What’s a sham is the idea that Democrats are suddenly going to go all in for economic leveling or become the party of the “working man.”

That version of the Democratic Party fully died in the age of Obama. The New Deal coalition is dead. What Democrats represent now are elite institutions, Ivy League schools, law firms, government bureaucracies, and powerful NGOs. What animates their party is cultural issues, LGBTQ, DEI, open borders, and the intolerant cult of “tolerance.” That and resistance to all things Trump.

It couldn’t be clearer to me that this was the direction of the Left when I attended a socialism conference back in 2019. Yes, they went through the rote message of economic leveling that they’ve always been at least nominally for. But all the fire and passion was for transgenderism and the breakdown of “oppressive” family structures.

Sanders may try to portray himself as an outsider, an independent, but he’s always ultimately been a party man. Years ago, believe it or not, he said that open borders was a right-wing idea. That version of Bernie Sanders is long gone. Now, he toes the line.

Whatever sideshow Sanders puts on to rally the masses, it has nothing to do with the direction of the Democratic Party or the broader Left.

Despite the fact that Democrats have hit their lowest poll numbers since polling on party popularity began, they’ve shown few signs of willingness to change on substance at all. Some cleverer Democrat politicians have rhetorically tacked Right or to the center. Others have tried to recapture their disintegrating working-class base with socialist rhetoric. But it’s all a mirage.

The party is just as woke as ever. They are simply adjusting to a world in which their immense institutional advantage is crumbling, and they actually have to make their case to an American people who’ve become fatigued by the post 2020 insanity.

And when traditional power structures within the party are truly threatened, they use their old DEI tricks to gatekeep.

Just look at what happened to activist David Hogg when Democrats gave him a vice chair position at the DNC to signal that the party was welcoming to young men, a demographic they have almost entirely lost.
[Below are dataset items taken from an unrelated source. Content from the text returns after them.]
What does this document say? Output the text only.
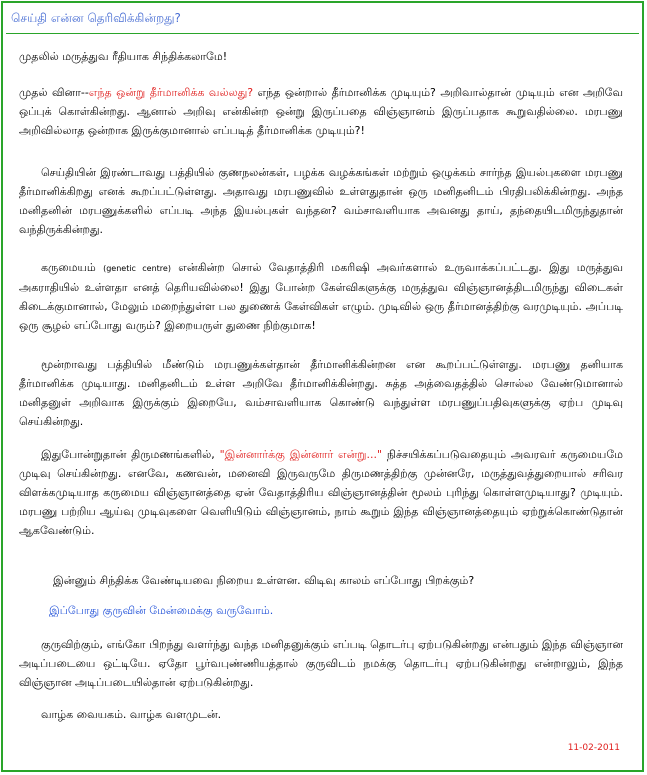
செய்தி என்ன தெரிவிக்கின்றது?

முதலில் மருத்துவ ரீதியாக சிந்திக்கலாமே!

முதல் வினா--எந்த ஒன்று தீர்மானிக்க வல்லது? எந்த ஒன்றால் தீர்மானிக்க முடியும்? அறிவால்தான் முடியும் என அறிவே ஒப்புக் கொள்கின்றது. ஆனால் அறிவு என்கின்ற ஒன்று இருப்பதை விஞ்ஞானம் இருப்பதாக கூறுவதில்லை. மரபணு அறிவில்லாத ஒன்றாக இருக்குமானால் எப்படித் தீர்மானிக்க முடியும்?!

செய்தியின் இரண்டாவது பத்தியில் குணநலன்கள், பழக்க வழக்கங்கள் மற்றும் ஒழுக்கம் சார்ந்த இயல்புகளை மரபணு தீர்மானிக்கிறது எனக் கூறப்பட்டுள்ளது. அதாவது மரபணுவில் உள்ளதுதான் ஒரு மனிதனிடம் பிரதிபலிக்கின்றது. அந்த மனிதனின் மரபணுக்களில் எப்படி அந்த இயல்புகள் வந்தன? வம்சாவளியாக அவனது தாய், தந்தையிடமிருந்துதான் வந்திருக்கின்றது.

கருமையம் (genetic centre) என்கின்ற சொல் வேதாத்திரி மகரிஷி அவர்களால் உருவாக்கப்பட்டது. இது மருத்துவ அகராதியில் உள்ளதா எனத் தெரியவில்லை! இது போன்ற கேள்விகளுக்கு மருத்துவ விஞ்ஞானத்திடமிருந்து விடைகள் கிடைக்குமானால், மேலும் மறைந்துள்ள பல துணைக் கேள்விகள் எழும். முடிவில் ஒரு தீர்மானத்திற்கு வரமுடியும். அப்படி ஒரு சூழல் எப்போது வரும்? இறையருள் துணை நிற்குமாக!

மூன்றாவது பத்தியில் மீண்டும் மரபணுக்கள்தான் தீர்மானிக்கின்றன என கூறப்பட்டுள்ளது. மரபணு தனியாக தீர்மானிக்க முடியாது. மனிதனிடம் உள்ள அறிவே தீர்மானிக்கின்றது. சுத்த அத்வைதத்தில் சொல்ல வேண்டுமானால் மனிதனுள் அறிவாக இருக்கும் இறையே, வம்சாவளியாக கொண்டு வந்துள்ள மரபணுப்பதிவுகளுக்கு ஏற்ப முடிவு செய்கின்றது.

இதுபோன்றுதான் திருமணங்களில், "இன்னார்க்கு இன்னார் என்று..." நிச்சயிக்கப்படுவதையும் அவரவர் கருமையமே முடிவு செய்கின்றது. எனவே, கணவன், மனைவி இருவருமே திருமணத்திற்கு முன்னரே, மருத்துவத்துறையால் சரிவர விளக்கமுடியாத கருமைய விஞ்ஞானத்தை ஏன் வேதாத்திரிய விஞ்ஞானத்தின் மூலம் புரிந்து கொள்ளமுடியாது? முடியும். மரபணு பற்றிய ஆய்வு முடிவுகளை வெளியிடும் விஞ்ஞானம், நாம் கூறும் இந்த விஞ்ஞானத்தையும் ஏற்றுக்கொண்டுதான் ஆகவேண்டும்.

இன்னும் சிந்திக்க வேண்டியவை நிறைய உள்ளன. விடிவு காலம் எப்போது பிறக்கும்?

இப்போது குருவின் மேன்மைக்கு வருவோம்.

குருவிற்கும், எங்கோ பிறந்து வளர்ந்து வந்த மனிதனுக்கும் எப்படி தொடர்பு ஏற்படுகின்றது என்பதும் இந்த விஞ்ஞான அடிப்படையை ஒட்டியே. ஏதோ பூர்வபுண்ணியத்தால் குருவிடம் நமக்கு தொடர்பு ஏற்படுகின்றது என்றாலும், இந்த விஞ்ஞான அடிப்படையில்தான் ஏற்படுகின்றது.

வாழ்க வையகம். வாழ்க வளமுடன்.

11-02-2011
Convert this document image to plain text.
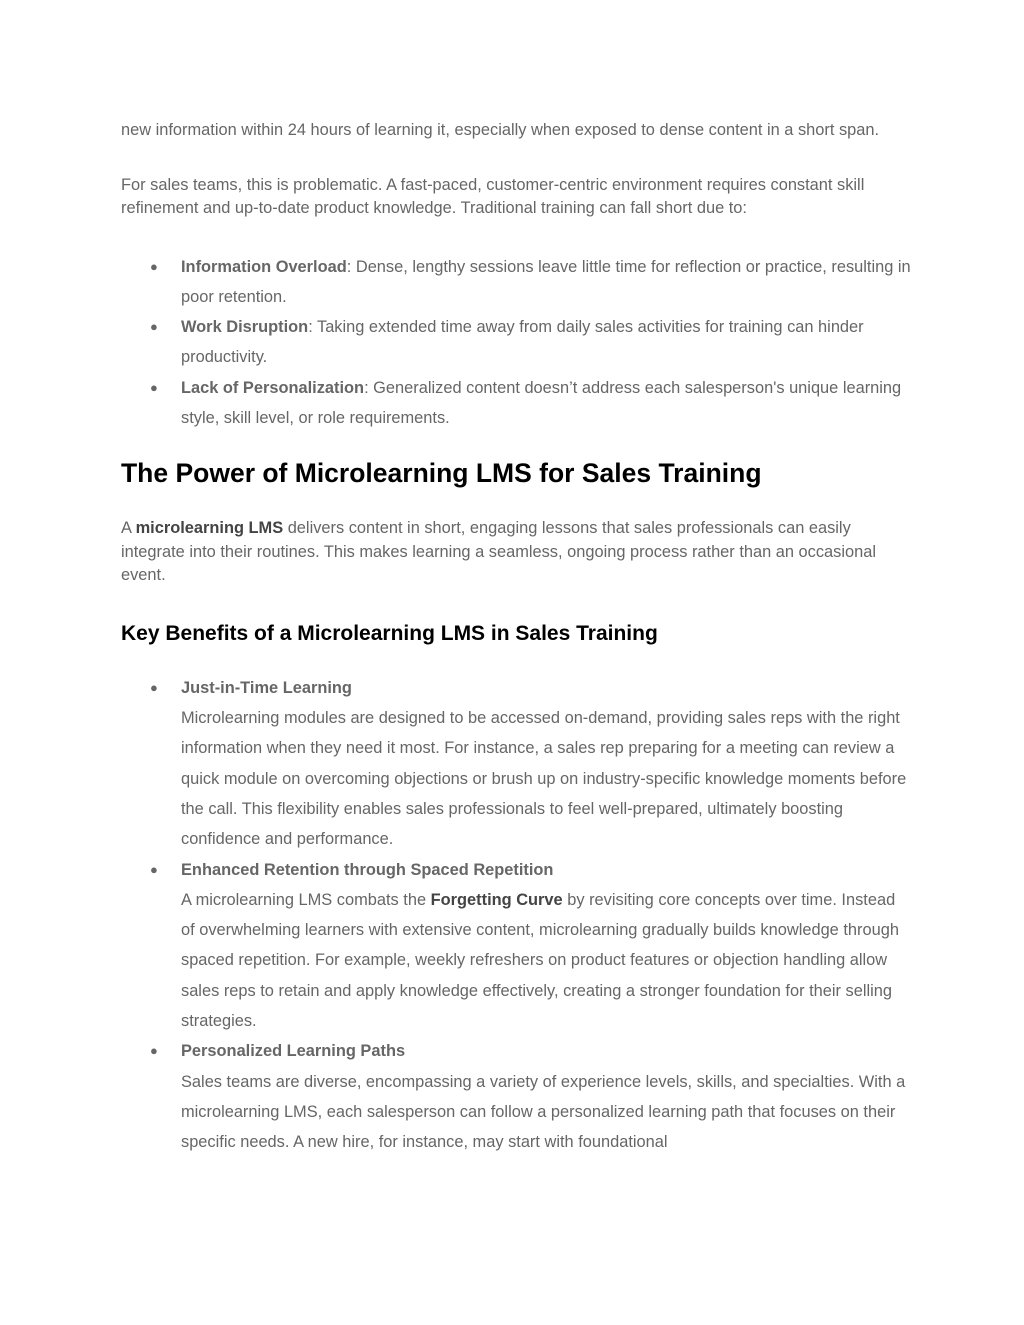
new information within 24 hours of learning it, especially when exposed to dense content in a short span.

For sales teams, this is problematic. A fast-paced, customer-centric environment requires constant skill refinement and up-to-date product knowledge. Traditional training can fall short due to:

● Information Overload: Dense, lengthy sessions leave little time for reflection or practice, resulting in poor retention.
● Work Disruption: Taking extended time away from daily sales activities for training can hinder productivity.
● Lack of Personalization: Generalized content doesn’t address each salesperson's unique learning style, skill level, or role requirements.
The Power of Microlearning LMS for Sales Training

A microlearning LMS delivers content in short, engaging lessons that sales professionals can easily integrate into their routines. This makes learning a seamless, ongoing process rather than an occasional event.

Key Benefits of a Microlearning LMS in Sales Training
● Just-in-Time Learning
Microlearning modules are designed to be accessed on-demand, providing sales reps with the right information when they need it most. For instance, a sales rep preparing for a meeting can review a quick module on overcoming objections or brush up on industry-specific knowledge moments before the call. This flexibility enables sales professionals to feel well-prepared, ultimately boosting confidence and performance.
● Enhanced Retention through Spaced Repetition
A microlearning LMS combats the Forgetting Curve by revisiting core concepts over time. Instead of overwhelming learners with extensive content, microlearning gradually builds knowledge through spaced repetition. For example, weekly refreshers on product features or objection handling allow sales reps to retain and apply knowledge effectively, creating a stronger foundation for their selling strategies.
● Personalized Learning Paths
Sales teams are diverse, encompassing a variety of experience levels, skills, and specialties. With a microlearning LMS, each salesperson can follow a personalized learning path that focuses on their specific needs. A new hire, for instance, may start with foundational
As soon as Hogg suggested that he would challenge old Democrat incumbents he was hit by a complaint from a party member that his DNC chair position “discriminated against three women of color candidates.” It was a perfect representation of how institutions controlled by the Left operate and why young men are fleeing the party in droves.

Railing against the billionaires and pretending to fight the “oligarchy” rings false when they are the ones who represent the billionaire class, the cultural elites.

Just look at this recent New Yorker profile of the movers and shakers of New York, most of whom are notable left-wingers. This would include Alex Soros, the son of billionaire liberal donor George Soros and one of the most prolific Democratic Party donors himself.

They aren’t fighting oligarchy. They are the oligarchy.

Trump and entrepreneur Elon Musk may be very wealthy. Vice President JD Vance may have gone to Yale Law School. But it couldn’t be any clearer that they are loathed by the ruling elite. To borrow an old phrase used against President Franklin D. Roosevelt, they are “traitors to their class.”

And so when Trump, the billionaire, makes his pitch to the American people—to the working and middle classes—it strikes voters as more genuine. He really seems to like and understand them. He stands as their champion against institutions that failed them in the last decade.

When Sanders flies around in his private jet to fight the oligarchy, it just seems like a shallow attempt to sucker voters into thinking that Democrats really care about the people now.

Maybe Sanders’ message could be a winning one for Democrats, but it doesn’t pass the smell test.